A investigação apoia esta ligação: estudos demonstraram níveis elevados de cortisol durante a estimulação vestibular e em pacientes com vertigens em comparação com aqueles com tonturas idiopáticas. No entanto, a relação exata é complexa. Um estudo sobre a doença de Ménière descobriu níveis elevados de cortisol resultados da condição crônica, em vez de serem a causa, sugerindo que a conexão nem sempre é direta.

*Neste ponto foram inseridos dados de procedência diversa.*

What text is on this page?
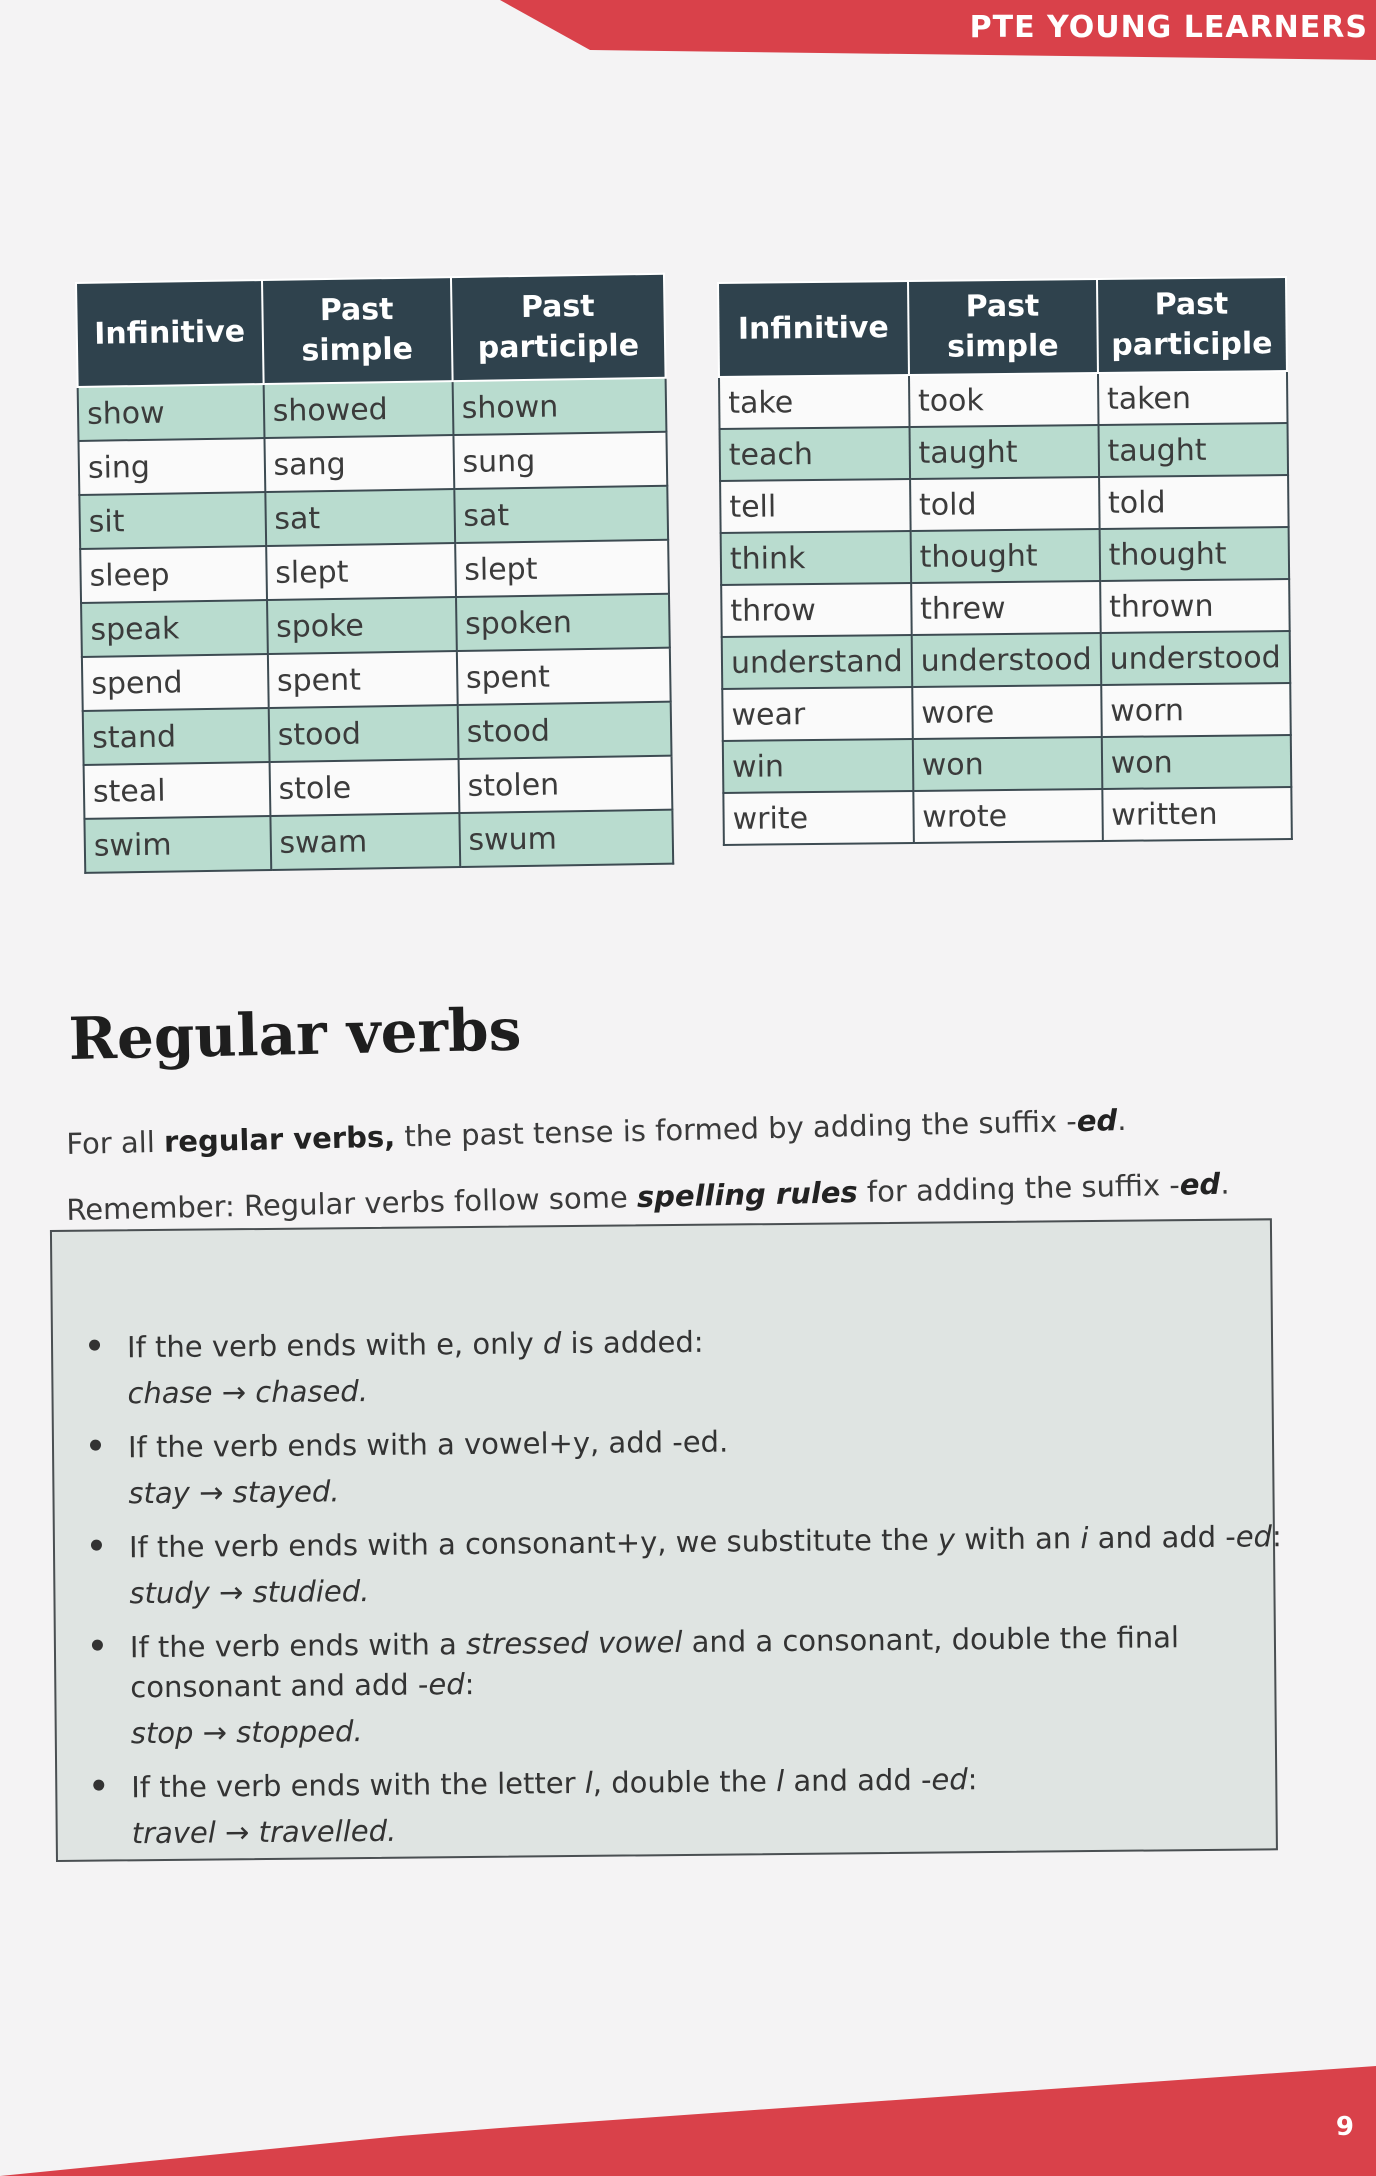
PTE YOUNG LEARNERS
Infinitive	Past simple	Past participle
show	showed	shown
sing	sang	sung
sit	sat	sat
sleep	slept	slept
speak	spoke	spoken
spend	spent	spent
stand	stood	stood
steal	stole	stolen
swim	swam	swum
Infinitive	Past simple	Past participle
take	took	taken
teach	taught	taught
tell	told	told
think	thought	thought
throw	threw	thrown
understand	understood	understood
wear	wore	worn
win	won	won
write	wrote	written
Regular verbs
For all regular verbs, the past tense is formed by adding the suffix -ed.
Remember: Regular verbs follow some spelling rules for adding the suffix -ed.
If the verb ends with e, only d is added:
chase → chased.
If the verb ends with a vowel+y, add -ed.
stay → stayed.
If the verb ends with a consonant+y, we substitute the y with an i and add -ed:
study → studied.
If the verb ends with a stressed vowel and a consonant, double the final
consonant and add -ed:
stop → stopped.
If the verb ends with the letter l, double the l and add -ed:
travel → travelled.
9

Prevenção da vertigem induzida pelo estresse: estratégias práticas

Gerenciar o estresse não envolve apenas técnicas de relaxamento; requer uma abordagem holística:

  1. Fundamentos da Saúde: Priorize uma dieta balanceada, sono regular e atividade física. Redes de apoio social fortes também podem ajudar a proteger contra o stress.
  2. Redução do estresse: Identifique e minimize os estressores diários. Isso pode significar estabelecer limites no trabalho, ter conversas difíceis ou lidar com tarefas muito adiadas.
  3. Intervenções terapêuticas: Explore técnicas como exercícios de respiração profunda, meditação, caminhadas pela natureza, psicoterapia ou registro em diário. A Manobra de Epley, um exercício de inclinação da cabeça, pode ajudar a realinhar os sensores do ouvido interno em alguns casos.
  4. Suporte nutricional: Certos suplementos como ginkgo biloba, ácidos graxos ômega-3 e vitamina D podem melhorar o fluxo sanguíneo para o cérebro. Mantenha hidratação adequada e ingestão moderada de sódio.
  5. Autocompaixão: Reconheça que a vertigem é uma experiência sensorial, não uma falha pessoal. Trate-se com a mesma gentileza que você ofereceria a um amigo.

O que fazer durante um ataque

Se você tiver um episódio repentino de vertigem:

  • Sente-se ou deite-se imediatamente para evitar quedas.
  • Encontre um quarto silencioso e escuro para minimizar a sobrecarga sensorial.
  • Mova-se lenta e deliberadamente, evitando movimentos bruscos da cabeça.
  • Procure avaliação médica para descartar causas subjacentes.

Outras causas potenciais

Se o controle do estresse não resolver sua vertigem, considere outras possibilidades:

  • Infecções virais: A neuronite vestibular (labirintite) pode causar vertigem aguda após sintomas semelhantes aos da gripe.
  • Problemas vasculares: Casos raros podem envolver ataques isquêmicos transitórios que afetam o cérebro.
  • Vertigem posicional paroxística benigna (VPPB): O tipo mais comum, desencadeado por movimentos específicos da cabeça.
  • Doença de Ménière: Uma condição crônica com perda auditiva flutuante, zumbido e vertigem.
  • Enxaquecas: A vertigem pode ser um sintoma de certos tipos de enxaqueca.

O resultado final

A vertigem não é uma doença, mas sim uma experiência sensorial complexa influenciada por muitos fatores, incluindo o estresse. Gerir o stress de forma eficaz, juntamente com a adoção de hábitos de vida saudáveis, é crucial para a prevenção e o alívio. Embora os mecanismos exatos permaneçam sob investigação, reconhecer a ligação entre mente e corpo é o primeiro passo para recuperar o equilíbrio. Se a vertigem persistir, procure avaliação médica profissional para descartar outras condições subjacentes.